Sin preocuparnos más de él, el Mayor Noltitz y yo nos dirigimos al andén, mientras el barón continúa vociferando delante de la impasible autoridad china. Examino el tren y veo que su composición ha sido modificada, en razón de ser menos numerosos los viajeros entre Kachgar y Pekín. En vez de doce carruajes, no hay más que diez, en el orden siguiente: locomotora y ténder, furgón de cabeza, dos vagones de primera clase, vagón-restaurant, dos vagones de segunda, el que conduce el cuerpo del mandarín, y el furgón de cola. Las locomotoras rusas que nos han conducido desde Ouzoun-Ada, van a ser reemplazadas por locomotoras chinas, calentadas, no con nafta, sino con esa hulla de la que existen considerables yacimientos en el Turquestán, y depósitos en las principales estaciones de la línea.

Mi primer cuidado es dirigirme al furgón de la cabeza del tren. Precisamente unos empleados de la aduana se disponen a visitarle, y yo tiemblo por Kinko.

Es cierto que el fraude no ha sido descubierto, porque la nueva hubiera causado gran ruido; pero ¿la caja ha sido respetada? ¿La han colocado en otro sitio? ¿No han podido poner lo de abajo arriba y lo de arriba abajo? En este caso Kinko no podría salir, lo que sería una complicación…

En este momento los agentes chinos salen del furgón cerrando la puerta, y no puedo arrojar una mirada al interior. Lo esencial es que Kinko no haya sido cogido en flagrante delito. En cuanto sea posible me introduciré en el furgón, y, como se dice entre los banqueros, «comprobaré el estado de la caja».

Antes de regresar a nuestro vagón, el Mayor Noltitz me suplica le siga a la cola del tren.

La escena de que somos entonces testigos, no carece de interés. Se trata de la entrega de los restos del mandarín Yen-Lou, hecha por la guardia persa a una escuadra de esos soldados del Estandarte Verde, que forman el cuerpo de la gendarmería china. El difunto va a pasar a la custodia de unos veinte celestes, que ocuparán el vagón de segunda clase que precede al furgón funerario. Van armados de revólvers y fusiles, y mandados por un oficial.

—Vamos, digo al Mayor: indudablemente ese mandarín es un gran personaje, puesto que el Hijo del Cielo le envía una guardia de honor…

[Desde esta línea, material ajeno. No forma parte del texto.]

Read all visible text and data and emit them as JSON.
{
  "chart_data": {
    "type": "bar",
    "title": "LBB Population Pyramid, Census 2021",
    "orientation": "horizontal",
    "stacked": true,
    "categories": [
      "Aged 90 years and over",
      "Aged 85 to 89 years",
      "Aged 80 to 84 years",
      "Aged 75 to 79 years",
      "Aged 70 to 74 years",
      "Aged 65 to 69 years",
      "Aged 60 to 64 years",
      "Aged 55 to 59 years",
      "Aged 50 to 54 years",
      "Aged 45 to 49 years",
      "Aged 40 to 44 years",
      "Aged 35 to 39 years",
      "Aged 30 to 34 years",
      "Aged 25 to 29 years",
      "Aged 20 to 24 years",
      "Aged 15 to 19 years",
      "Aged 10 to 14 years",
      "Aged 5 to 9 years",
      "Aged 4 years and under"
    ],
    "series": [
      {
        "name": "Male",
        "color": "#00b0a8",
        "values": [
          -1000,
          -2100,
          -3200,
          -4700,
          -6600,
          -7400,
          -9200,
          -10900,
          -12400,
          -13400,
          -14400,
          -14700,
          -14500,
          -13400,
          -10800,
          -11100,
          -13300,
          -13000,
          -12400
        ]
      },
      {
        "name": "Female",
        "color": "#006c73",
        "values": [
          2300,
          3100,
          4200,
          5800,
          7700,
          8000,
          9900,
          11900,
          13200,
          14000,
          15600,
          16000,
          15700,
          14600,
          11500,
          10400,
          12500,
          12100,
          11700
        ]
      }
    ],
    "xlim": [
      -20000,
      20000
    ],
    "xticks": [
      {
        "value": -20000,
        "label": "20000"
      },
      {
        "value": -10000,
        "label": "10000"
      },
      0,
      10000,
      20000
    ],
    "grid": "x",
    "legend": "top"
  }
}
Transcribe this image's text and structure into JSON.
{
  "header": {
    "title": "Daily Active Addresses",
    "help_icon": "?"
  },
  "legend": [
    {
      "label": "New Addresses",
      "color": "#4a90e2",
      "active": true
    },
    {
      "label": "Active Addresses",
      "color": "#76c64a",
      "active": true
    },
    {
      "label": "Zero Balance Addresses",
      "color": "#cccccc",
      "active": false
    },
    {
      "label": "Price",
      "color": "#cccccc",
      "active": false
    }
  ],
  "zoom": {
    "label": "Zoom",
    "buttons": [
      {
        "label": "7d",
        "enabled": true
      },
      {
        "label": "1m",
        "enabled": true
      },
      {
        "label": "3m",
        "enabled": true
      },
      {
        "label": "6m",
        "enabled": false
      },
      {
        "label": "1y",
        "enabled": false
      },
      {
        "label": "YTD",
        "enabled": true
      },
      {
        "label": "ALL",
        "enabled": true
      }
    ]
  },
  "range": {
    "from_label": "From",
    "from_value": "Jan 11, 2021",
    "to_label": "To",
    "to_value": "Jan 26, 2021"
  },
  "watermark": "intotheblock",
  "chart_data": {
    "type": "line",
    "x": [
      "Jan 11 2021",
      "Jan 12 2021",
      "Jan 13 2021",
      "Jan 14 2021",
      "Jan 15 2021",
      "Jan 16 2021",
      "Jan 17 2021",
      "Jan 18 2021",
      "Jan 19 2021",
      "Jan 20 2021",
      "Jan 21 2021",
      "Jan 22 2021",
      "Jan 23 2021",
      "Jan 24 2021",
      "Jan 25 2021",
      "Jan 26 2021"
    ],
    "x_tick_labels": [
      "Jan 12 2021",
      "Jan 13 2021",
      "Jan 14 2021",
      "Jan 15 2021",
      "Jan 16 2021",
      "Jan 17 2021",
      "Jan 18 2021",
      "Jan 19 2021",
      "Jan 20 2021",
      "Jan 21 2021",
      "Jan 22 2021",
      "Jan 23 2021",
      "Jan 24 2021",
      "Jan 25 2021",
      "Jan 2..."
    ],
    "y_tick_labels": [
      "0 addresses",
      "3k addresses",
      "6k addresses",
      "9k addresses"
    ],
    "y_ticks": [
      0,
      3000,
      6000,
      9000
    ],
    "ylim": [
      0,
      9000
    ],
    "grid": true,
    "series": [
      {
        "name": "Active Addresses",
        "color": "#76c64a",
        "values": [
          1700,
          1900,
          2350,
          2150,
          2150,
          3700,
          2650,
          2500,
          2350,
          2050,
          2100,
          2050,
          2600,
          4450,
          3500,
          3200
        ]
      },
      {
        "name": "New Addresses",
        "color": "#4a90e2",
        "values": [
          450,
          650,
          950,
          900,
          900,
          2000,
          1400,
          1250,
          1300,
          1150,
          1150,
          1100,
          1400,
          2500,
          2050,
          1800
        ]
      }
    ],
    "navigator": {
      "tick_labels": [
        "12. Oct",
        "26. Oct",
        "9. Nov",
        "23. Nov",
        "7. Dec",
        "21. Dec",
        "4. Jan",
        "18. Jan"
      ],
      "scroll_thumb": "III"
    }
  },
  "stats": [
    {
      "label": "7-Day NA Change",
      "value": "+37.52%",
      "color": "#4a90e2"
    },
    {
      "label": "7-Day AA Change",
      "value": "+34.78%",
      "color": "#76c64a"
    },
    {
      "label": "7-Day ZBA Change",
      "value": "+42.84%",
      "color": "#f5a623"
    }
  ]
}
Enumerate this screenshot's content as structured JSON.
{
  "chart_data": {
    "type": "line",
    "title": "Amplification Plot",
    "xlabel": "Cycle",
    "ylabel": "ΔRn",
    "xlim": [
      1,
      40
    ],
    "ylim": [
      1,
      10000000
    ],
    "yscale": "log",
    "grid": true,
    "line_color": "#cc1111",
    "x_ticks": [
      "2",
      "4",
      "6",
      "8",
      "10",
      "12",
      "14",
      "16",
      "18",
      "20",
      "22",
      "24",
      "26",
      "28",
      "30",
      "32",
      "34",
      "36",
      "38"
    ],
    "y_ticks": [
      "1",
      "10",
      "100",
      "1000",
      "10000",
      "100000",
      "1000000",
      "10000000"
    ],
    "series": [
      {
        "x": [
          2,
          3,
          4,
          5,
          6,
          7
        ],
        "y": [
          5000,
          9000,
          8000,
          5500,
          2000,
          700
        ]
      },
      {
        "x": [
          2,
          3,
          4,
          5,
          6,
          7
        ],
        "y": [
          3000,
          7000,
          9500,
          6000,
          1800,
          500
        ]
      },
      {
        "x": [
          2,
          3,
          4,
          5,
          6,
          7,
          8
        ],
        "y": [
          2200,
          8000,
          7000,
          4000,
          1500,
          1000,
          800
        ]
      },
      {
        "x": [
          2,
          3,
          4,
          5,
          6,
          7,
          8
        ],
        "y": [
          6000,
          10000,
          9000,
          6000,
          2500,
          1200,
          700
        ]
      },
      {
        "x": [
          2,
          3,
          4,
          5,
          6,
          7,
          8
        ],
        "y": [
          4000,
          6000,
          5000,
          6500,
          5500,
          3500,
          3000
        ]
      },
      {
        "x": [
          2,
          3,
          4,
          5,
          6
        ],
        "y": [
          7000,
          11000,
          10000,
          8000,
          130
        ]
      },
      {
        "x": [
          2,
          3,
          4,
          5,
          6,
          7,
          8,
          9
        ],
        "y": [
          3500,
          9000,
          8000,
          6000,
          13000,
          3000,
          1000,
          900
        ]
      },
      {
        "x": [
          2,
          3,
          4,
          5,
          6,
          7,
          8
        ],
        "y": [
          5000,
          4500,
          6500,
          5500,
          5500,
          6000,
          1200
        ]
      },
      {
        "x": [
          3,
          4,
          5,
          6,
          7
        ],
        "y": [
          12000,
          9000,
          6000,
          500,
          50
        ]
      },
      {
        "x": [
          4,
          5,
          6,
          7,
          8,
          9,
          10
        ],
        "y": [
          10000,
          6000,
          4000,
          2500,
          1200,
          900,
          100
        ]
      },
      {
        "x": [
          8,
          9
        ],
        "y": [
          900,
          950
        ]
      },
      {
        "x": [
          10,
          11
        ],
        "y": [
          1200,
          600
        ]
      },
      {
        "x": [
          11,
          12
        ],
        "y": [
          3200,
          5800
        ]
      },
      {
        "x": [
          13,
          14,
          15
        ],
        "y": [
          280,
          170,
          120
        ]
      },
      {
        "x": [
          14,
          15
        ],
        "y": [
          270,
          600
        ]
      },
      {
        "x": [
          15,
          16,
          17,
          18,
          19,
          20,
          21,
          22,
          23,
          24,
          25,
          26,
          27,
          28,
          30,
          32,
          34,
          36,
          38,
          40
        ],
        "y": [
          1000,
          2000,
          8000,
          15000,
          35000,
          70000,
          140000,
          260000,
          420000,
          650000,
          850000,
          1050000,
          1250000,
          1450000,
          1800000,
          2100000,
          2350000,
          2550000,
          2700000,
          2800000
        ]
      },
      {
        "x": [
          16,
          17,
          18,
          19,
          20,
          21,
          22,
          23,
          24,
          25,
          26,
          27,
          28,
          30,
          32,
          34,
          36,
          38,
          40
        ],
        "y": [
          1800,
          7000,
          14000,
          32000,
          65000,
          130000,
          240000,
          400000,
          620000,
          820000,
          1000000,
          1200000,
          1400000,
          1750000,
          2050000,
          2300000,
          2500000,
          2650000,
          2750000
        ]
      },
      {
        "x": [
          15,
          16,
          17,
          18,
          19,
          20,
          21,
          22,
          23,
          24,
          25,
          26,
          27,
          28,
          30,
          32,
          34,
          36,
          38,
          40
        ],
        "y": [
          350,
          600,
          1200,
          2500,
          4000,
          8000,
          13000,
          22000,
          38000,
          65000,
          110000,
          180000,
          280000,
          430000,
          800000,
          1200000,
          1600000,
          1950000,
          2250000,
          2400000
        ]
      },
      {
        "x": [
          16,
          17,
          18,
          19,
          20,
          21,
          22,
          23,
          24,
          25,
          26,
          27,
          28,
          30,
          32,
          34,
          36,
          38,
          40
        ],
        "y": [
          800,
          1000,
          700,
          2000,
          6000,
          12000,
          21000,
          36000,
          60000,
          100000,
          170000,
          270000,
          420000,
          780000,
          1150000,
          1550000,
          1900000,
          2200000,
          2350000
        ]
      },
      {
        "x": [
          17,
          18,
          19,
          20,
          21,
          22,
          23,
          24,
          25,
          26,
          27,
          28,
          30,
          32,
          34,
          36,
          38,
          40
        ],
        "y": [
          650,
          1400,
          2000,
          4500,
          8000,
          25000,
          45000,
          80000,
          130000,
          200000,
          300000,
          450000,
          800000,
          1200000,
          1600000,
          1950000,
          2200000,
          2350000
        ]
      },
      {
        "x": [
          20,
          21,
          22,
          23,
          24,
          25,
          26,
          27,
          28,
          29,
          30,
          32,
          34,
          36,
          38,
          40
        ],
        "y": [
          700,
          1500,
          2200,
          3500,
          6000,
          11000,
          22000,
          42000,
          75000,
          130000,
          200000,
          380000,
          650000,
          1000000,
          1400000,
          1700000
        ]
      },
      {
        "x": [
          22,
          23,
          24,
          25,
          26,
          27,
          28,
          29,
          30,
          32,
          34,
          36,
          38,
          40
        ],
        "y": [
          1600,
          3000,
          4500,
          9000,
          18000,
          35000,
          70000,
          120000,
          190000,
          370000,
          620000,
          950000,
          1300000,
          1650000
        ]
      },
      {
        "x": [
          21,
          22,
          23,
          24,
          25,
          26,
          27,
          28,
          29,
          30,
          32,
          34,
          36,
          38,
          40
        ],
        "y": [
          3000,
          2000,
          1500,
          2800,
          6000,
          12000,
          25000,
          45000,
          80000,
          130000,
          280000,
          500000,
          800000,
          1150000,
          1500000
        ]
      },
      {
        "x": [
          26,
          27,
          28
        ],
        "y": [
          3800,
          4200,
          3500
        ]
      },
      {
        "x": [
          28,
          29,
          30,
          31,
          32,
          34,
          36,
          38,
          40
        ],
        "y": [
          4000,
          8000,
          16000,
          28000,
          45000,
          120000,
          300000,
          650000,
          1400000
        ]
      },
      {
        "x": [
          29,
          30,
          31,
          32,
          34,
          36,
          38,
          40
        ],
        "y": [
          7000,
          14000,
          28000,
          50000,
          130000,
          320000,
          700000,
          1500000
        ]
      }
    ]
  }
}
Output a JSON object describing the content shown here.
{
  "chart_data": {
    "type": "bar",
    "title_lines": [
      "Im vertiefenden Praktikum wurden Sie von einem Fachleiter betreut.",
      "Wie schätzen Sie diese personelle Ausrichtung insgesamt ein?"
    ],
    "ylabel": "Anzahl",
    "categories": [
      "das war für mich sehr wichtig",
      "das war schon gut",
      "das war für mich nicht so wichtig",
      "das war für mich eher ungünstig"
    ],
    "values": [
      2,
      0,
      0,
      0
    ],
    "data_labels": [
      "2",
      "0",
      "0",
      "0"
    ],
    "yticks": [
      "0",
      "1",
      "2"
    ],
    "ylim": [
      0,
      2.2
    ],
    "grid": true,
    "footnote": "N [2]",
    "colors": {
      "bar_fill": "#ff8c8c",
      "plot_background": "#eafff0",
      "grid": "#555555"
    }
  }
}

—O defensiva, responde el Mayor.

El señor Faruskiar y Ghangir han asistido a esta operación, lo que no tiene nada de extraño. ¿No tiene el Administrador el deber de vigilar al ilustre difunto confiado a los agentes del Gran Transasiático?

Suenan los últimos golpes de gong. Cada cual se apresura a entrar en su departamento.

¿Qué le ha sucedido al barón?

Helé aquí que llega al andén precipitadamente. Ha encontrado sus papeles en el fondo de su bolsillo diecinueve. Se los han visado… Ya era tiempo.

—¡Viajeros para Pekín, al tren! —grita Popof con voz sonora. El tren se mueve… Parte… Ya está en marcha.